I went back to university as a mature student. Our prof was like 15 minutes late and some "did you know if the prof is 15 minutes late you're legally allowed to leave?" Chatter started.
Me, the ornery old man of 26 had to explain to the teenagers that they're adults now and they can leave whenever the fuck they want. It's about choices now, not compulsion.
Except for a fact that the 15 mins rule absolves you from consequences from not being there - where absences can impact your grade. So far so, that some less important courses can get you a passing grade simply from going to the lectures.
I will forever remember when an incompetent, misogynistic neurologist expressed utter shock when I ended the appointment.
I reported him before I even left the hospital, and amazingly--miraculously!--, I got a message from him a couple of days later wherein he was taking my issues much more seriously.
K-12 education and other obligations have reinforced the social norm of enduring and sitting through uncomfortable circumstances due to fear of punishment or reprisal.
Is it so shocking that the behavior drilled into people continues to pervade their norms?
I don't know if that's fair. Scheduling is not left up to the doctors, for the most part. Being an hour late is terrible and I would also be very frustrated by it, but that could be because he had a patient or two before you whose issues were much more serious or complicated than they seemed to be during scheduling.

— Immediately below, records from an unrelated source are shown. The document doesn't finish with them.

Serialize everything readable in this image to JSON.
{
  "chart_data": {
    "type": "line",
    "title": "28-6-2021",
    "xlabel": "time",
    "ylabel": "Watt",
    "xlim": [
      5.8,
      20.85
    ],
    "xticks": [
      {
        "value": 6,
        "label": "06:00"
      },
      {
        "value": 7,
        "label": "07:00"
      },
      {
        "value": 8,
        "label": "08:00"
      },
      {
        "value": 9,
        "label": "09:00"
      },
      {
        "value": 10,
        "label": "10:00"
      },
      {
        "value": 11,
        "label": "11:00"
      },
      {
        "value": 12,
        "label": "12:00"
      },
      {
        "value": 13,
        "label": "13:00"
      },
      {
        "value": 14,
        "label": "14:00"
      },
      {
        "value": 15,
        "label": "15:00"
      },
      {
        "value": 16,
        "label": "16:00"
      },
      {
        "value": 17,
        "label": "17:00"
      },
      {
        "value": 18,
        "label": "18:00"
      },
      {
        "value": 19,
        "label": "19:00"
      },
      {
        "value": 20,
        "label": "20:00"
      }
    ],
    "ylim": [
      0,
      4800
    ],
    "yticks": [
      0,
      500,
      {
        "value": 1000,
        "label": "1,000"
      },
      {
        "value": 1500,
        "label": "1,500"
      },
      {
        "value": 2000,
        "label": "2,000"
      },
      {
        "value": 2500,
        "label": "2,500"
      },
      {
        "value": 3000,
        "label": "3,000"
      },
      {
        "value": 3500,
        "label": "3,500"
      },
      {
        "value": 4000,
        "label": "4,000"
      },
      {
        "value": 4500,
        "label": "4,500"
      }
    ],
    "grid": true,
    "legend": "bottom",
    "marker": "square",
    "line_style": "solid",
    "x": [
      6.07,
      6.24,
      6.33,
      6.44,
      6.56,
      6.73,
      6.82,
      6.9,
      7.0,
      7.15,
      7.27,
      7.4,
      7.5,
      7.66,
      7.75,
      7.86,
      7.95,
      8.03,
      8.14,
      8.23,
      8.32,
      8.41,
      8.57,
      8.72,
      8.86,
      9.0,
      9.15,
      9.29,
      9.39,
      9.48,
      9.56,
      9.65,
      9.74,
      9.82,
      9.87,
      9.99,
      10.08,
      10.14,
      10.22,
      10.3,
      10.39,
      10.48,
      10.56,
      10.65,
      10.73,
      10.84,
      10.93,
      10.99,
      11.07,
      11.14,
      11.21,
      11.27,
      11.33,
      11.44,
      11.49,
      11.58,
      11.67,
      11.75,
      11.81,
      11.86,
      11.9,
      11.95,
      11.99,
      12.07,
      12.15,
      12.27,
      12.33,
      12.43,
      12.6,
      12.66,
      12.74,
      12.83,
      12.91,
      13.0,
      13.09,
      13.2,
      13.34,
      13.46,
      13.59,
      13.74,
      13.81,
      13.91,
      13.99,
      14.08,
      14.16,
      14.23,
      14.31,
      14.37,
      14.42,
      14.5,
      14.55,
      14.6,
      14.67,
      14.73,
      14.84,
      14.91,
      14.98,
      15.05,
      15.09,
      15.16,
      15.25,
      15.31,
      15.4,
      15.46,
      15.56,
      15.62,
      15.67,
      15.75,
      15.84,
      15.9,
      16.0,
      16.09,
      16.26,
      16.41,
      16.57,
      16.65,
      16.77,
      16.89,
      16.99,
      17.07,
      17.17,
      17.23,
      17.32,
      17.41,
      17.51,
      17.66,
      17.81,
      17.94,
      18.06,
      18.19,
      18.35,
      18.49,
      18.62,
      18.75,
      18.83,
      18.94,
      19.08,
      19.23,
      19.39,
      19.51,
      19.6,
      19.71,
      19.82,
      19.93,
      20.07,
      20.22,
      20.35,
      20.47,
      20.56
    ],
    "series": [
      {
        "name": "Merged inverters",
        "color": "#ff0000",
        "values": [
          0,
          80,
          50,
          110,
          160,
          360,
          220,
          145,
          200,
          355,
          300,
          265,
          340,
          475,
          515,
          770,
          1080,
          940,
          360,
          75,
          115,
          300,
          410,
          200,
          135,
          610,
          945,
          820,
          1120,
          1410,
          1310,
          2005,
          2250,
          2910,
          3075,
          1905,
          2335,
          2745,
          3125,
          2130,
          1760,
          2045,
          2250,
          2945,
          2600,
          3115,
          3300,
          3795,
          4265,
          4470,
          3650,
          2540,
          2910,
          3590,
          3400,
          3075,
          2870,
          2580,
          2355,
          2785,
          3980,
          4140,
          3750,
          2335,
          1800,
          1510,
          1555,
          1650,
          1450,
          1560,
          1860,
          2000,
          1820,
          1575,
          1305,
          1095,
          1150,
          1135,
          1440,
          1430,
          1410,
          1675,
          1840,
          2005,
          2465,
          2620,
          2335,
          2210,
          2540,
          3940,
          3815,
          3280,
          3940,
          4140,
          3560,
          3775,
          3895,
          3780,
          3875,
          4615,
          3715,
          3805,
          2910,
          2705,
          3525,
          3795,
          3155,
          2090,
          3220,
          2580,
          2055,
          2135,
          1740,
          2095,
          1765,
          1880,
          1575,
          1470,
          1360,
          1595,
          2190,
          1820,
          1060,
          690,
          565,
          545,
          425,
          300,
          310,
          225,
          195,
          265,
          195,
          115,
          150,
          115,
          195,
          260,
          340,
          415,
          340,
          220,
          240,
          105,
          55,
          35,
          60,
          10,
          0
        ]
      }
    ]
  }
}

I don't know. I see this from both perspectives, having been a patient of dozens of doctors at this point. It's not always their fault. It's not even usually their fault.
In the US at least, almost all doctors have total ironclad control over their schedule.
Source, worked 17 years in a mutli-hospital system that also had over hundred practices.
Not saying shit doesn't happen, I just spent an hour and a half at a Vet, because they had dog it by a car come in. But it's mostly on the doctors themselves if it happens chronically.